Dia 20 de Maio: "Timor ho laran tomak"
"Timor no Coração" hoje, 20 de Maio! Porquê?
Regressemos à década de 50, do século passado, propriamente ao dia 1 de Dezembro de 1951. Local: Escola primária de S. José - Ponta Delgada. Evento: Dia da Restauração da Independência de Portugal. Actores: 10 alunos representando o então universo português constituído por Portugal Ilhas, e províncias ultramarinas. Empoleirados cada um na sua cadeira, de bata branca obrigatória e, de faixa ao peito com o nome do arquipélago ou província que representava, eis que declamavam por ordem, uma ode ao seu desempenho. A nós, coube a do longínquo Timor. Estava dado o mote para "Timor ho laran tomak" (Timor no coração") Passaram-se os anos sobre aquela data e, só sabemos dizer que sem explicação os nossos sonhos muitas vezes vagueavam pelo fantástico do exótico oriente India, Ásia, Oceânia (Timor situa-se no Sudeste Asiático) Passados 15 anos depois do Dezembro de 1951, a 14 de Outubro de 1966, enquanto ao serviço militar, somos nomeados a servir no Ultramar como muitos outros jovens. Destino Guiné. Durante a formação da companhia a que fomos incorporados, vem a notícia de que o destino da mesma, seria Timor. Uma interrogação. Seria verdade?
A 5 de Abril de 1967, embarcamos no n/m "India" com destino a Timor "Onde quando o sol nasce se vê primeiro"
A viagem decorreu pelo Mediterrâneo até ao canal do Suez, poucos foram os contactos visuais com terra, além das duas margens do Estreito de Gibraltar, só se avistou a ilha de Malta. A travessia do Canal que teve início de noite, o navio seguia no silencio da mesma. Entramos no canal do Suez em Port Said e saímos pelo Suez. Curiosidade desta viagem foi a passagem por Ismaília, base aérea egípcia, que se preparava para a "Guerra dos Seis Dias", que teve lugar poucos dias depois da nossa passagem. Saídos do Suez, o Mar Vermelho, o Indico e depois o Mar de Timor que se confunde com o Indico e o Pacifico.
28 dias passados, eis Timor, porto de Díli sua cidade, era madrugada uma luz aqui, outra ali. O sol nascia no seu esplendor dando razão à divisa "Quando o Sol nascendo se vê primeiro". Debruçados na amurada do paquete de nome "India" transformado em transportes de tropas, cheiramos a maresia, olhávamos embevecidos o azul do mar e os verdes da montanha e, pensamos, estamos na nossa terra tal eram as semelhanças encontradas.
A azafama no porto, começava a notar-se, as Berliet, os Unimog e, os jeeps aprestavam-se para o transporte dos chamados "loricos" termo que apelidava os recém-chegados), a caminho dos seus destinos.
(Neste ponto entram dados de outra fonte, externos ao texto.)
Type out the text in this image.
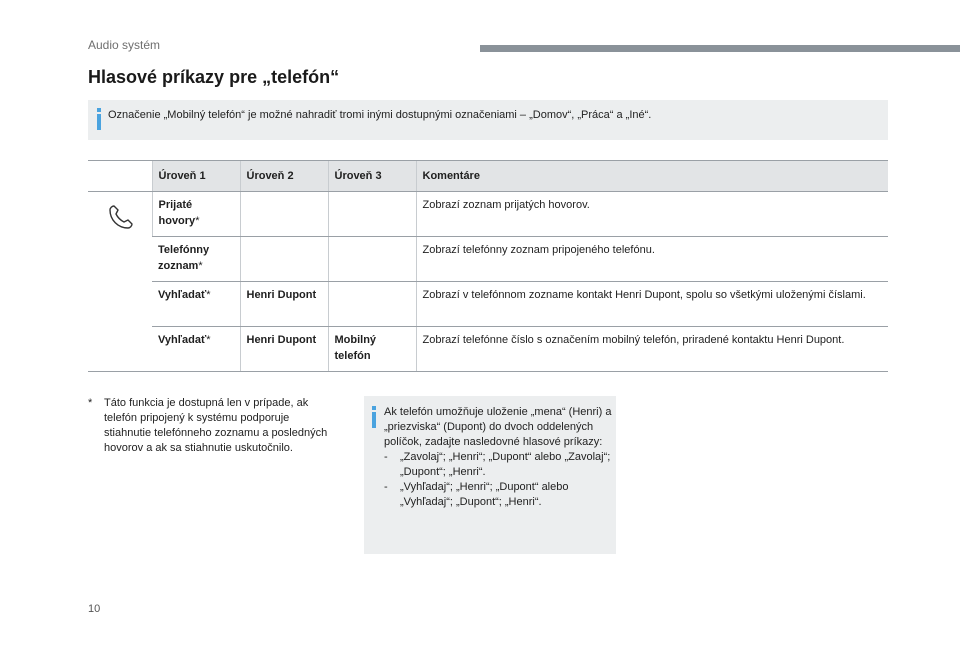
Audio systém
Hlasové príkazy pre „telefón“
Označenie „Mobilný telefón“ je možné nahradiť tromi inými dostupnými označeniami – „Domov“, „Práca“ a „Iné“.
	Úroveň 1	Úroveň 2	Úroveň 3	Komentáre
	Prijaté hovory*			Zobrazí zoznam prijatých hovorov.
	Telefónny zoznam*			Zobrazí telefónny zoznam pripojeného telefónu.
	Vyhľadať*	Henri Dupont		Zobrazí v telefónnom zozname kontakt Henri Dupont, spolu so všetkými uloženými číslami.
	Vyhľadať*	Henri Dupont	Mobilný telefón	Zobrazí telefónne číslo s označením mobilný telefón, priradené kontaktu Henri Dupont.
* Táto funkcia je dostupná len v prípade, ak telefón pripojený k systému podporuje stiahnutie telefónneho zoznamu a posledných hovorov a ak sa stiahnutie uskutočnilo.
Ak telefón umožňuje uloženie „mena“ (Henri) a „priezviska“ (Dupont) do dvoch oddelených políčok, zadajte nasledovné hlasové príkazy:
- „Zavolaj“; „Henri“; „Dupont“ alebo „Zavolaj“; „Dupont“; „Henri“.
- „Vyhľadaj“; „Henri“; „Dupont“ alebo „Vyhľadaj“; „Dupont“; „Henri“.
10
A nós aguardava-nos o aquartelamento de Nuno Tali em Ermera a 58 km a sudoeste de Díli. Ali seria a nossa "casa" durante 2 anos ou seja até 14 de Junho de 1969 data de regresso a Lisboa no mesmo navio levando 53 dias de viagem com duas curtas paragens, no então Lourenço Marques e Luanda.
Fastidioso seria descrever a nossa missão naquela maravilhosa ilha que nos fazia recordar as nossas origens de ilhéu. O certo é que independente do desempenho da nossa responsabilidade quanto militar, ganhamos uma consciência de solidariedade e amizade com os timorenses apreciando e vivendo as suas tradições e a sua história, comungando as suas alegrias e as suas tristezas. Sobressai naquele espaço de tempo contado de 6.216 horas, que passamos na sua maioria transmitindo os nossos conhecimentos à população juvenil através da então chamada acção psico-social. Acção essa, desenvolvida quer na área educativa quer na profissional. Dou por bem empregue a missão cumprida e, guardo a todos e a todas no coração. Crianças, jovens, homens e mulheres, de raça e cor diferentes, timorenses, chineses e europeus.
Recordá-los... é SAUDADE a expressão Açoriana que faz unir pelo imenso mar dois Povos, duas Pátrias. E, porque os tenho no coração, sempre procuramos estar atento aos acontecimentos após o 25 de Abril de 74, voltaremos no próximo artigo para falar sobre os mesmos e, a nossa participação solidária com a luta pela sua Autodeterminação.
Ainda faremos uma referência especial ao cancelamento de evento previsto para a realização de um evento para celebração do XVI aniversário da Independência oficial de Timor no próximo domingo. (depois de amanhã)
"Muita gente pequena em muitos lugares pequenos, fazendo coisas pequenas, mudarão a face da terra".
(provérbio africano)
Ribeira seca da Ribeira Grande
2018-05-18
José Ventura
Por opção o autor escreve pela antiga grafia.